Sebagai orang percaya, kita tak perlu memakai hal-hal yang rumit dan sulit untuk menjelaskan soal Allah atau soal Yesus kepada orang lain. Cukup sampaikan dengan pengalaman sederhana yang mungkin kita alami. Tak perlu mengatur setiap perkataan kita supaya terdengar lebih bijak atau cerdas. Untuk itulah tuntutan Roh Kudus sangat diperlukan.
- Yesus mengkloning diri-Nya kepada murid-murid
Sebagaimana seorang guru mengajarkan apa yang diketahuinya kepada para siswa, begitu pula Yesus. Dia adalah guru dan mentor yang meregenerasikan semua hal yang Dia punya kepada murid-murid-Nya. Dia mengajari dan melatih murid-murid supaya mereka bisa melakukan seperti yang Yesus lakukan.
Dan di jaman ini, kita diminta untuk menjadi serupa dengan Kristus dalam bentuk teladan. Tuhan mau kita adalah Alkitab terbuka yang bisa dibaca oleh semua orang. Sehingga dengan kehadiran kita, mereka bisa mengalami Yesus sendiri.
Yesus menebus kita dari dosa dengan harapan supaya kita jadi anak-anak Allah yang berkarakter seperti Dia.
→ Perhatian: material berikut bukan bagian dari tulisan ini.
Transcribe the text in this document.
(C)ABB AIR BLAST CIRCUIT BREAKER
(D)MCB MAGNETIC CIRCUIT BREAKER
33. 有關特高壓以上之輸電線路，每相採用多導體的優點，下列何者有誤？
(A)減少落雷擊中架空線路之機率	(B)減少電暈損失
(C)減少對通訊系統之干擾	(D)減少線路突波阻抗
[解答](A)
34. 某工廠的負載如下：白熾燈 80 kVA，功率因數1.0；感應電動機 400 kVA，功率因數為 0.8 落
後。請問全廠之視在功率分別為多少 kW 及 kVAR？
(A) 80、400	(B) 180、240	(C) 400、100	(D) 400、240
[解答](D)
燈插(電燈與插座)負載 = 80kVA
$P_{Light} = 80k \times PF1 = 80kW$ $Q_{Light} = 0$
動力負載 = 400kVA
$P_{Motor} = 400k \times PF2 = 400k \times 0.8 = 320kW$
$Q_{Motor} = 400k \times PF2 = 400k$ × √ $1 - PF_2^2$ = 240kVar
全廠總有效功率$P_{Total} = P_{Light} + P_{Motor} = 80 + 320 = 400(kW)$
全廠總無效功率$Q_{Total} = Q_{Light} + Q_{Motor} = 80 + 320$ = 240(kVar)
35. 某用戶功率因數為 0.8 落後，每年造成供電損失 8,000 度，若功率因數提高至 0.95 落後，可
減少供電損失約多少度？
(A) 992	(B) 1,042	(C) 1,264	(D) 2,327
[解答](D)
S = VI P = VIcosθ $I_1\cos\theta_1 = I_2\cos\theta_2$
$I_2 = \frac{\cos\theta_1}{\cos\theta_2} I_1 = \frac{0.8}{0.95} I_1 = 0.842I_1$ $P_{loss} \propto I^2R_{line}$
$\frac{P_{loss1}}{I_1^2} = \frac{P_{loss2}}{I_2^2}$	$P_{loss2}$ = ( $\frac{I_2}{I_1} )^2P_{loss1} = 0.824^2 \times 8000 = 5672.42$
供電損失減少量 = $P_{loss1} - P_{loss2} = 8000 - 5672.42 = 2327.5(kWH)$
Kita harusnya bertumbuh sesuai dengan pribadi Kristus, baik perkataan maupun gaya hidupNya. Dan tentu saja Yesus punya gaya hidup yang berbeda dari manusia kebanyakan dan gaya hidup itulah yang diwariskannya untuk kita hidupi sebagai pengikut-Nya (1 Yohanes 2: 3-6).
Kita adalah manusia batiniah, bertumbuh setiap hari dengan rajin membaca dan merenungkan firman Tuhan, doa, pelayanan dan sebagainya. Sudah sepantasnya kita mengalami perubahan dan berbuah secara karakter.